The Government ‘s announcement makes clear that these definitions may be further refined as the Bill makes its way through Parliament. The mandatory notification sectors will also be kept under review once the new regime comes into force and updated as necessary through secondary legislation to address emerging technology or newly identified national security risks.
What does the regime mean for deals in a key sector?
As mentioned above, once the new regime comes into force, acquisitions of interests in entities operating in a key sector in the UK will have to be notified to the Secretary of State and approved before they can close.
The mandatory filing regime will apply to acquisitions of shareholdings as low as 15% and not only to deals involving target entities incorporated in the UK but also those involving non-UK targets carrying on downstream activities in the UK. The regime will capture deals involving both non-UK and UK acquirers and there is no minimum size threshold for deals to be caught.
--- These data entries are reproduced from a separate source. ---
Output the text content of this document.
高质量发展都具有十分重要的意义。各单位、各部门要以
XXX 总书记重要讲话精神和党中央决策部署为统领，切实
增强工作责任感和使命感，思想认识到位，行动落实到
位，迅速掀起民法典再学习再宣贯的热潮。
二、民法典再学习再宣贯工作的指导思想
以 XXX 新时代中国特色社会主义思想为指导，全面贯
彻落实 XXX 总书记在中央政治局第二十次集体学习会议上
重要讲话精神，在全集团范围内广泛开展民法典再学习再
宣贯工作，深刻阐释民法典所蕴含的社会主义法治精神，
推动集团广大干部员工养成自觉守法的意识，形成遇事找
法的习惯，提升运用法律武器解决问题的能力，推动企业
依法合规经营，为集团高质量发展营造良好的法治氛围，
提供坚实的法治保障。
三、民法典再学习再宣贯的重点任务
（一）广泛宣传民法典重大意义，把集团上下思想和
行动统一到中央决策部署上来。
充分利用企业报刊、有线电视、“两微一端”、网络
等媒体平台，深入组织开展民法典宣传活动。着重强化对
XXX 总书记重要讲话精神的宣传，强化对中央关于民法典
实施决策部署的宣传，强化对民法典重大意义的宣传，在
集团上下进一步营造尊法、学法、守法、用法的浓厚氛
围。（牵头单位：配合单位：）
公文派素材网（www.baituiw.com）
If a notifiable acquisition closes after the legislation commencement date without having first notified and obtaining pre-approval:
- the transaction will be void;
- the buyer and the officers of the buyer will be liable to fines and, potentially, custodial sanctions.
However, provided that the necessary filings are made, the new regime is not expected to have a substantive impact on many deals. The UK Government:
- estimates that some 1,800 transactions will be notified a year, with around 70 being the subject of a more detailed review and 10 requiring some form of mitigation – although it is worth noting that the general market perception is that the estimate of 1,800 notifications each year is an underestimate; and
- has stressed that the basis of any substantive review will be on national security grounds only – although, absent a clear definition as to what constitutes a “national security” concern, the test does provide scope for political factors to influence decision-making.
The vast majority of notified deals are, therefore, expected to be cleared unconditionally within 30 working days of notification. The practical consequence for most affected transactions should therefore be a requirement to have a delay between signing and closing of the transaction and the additional requirement to go through the mandatory notification process prior to closing of the transaction.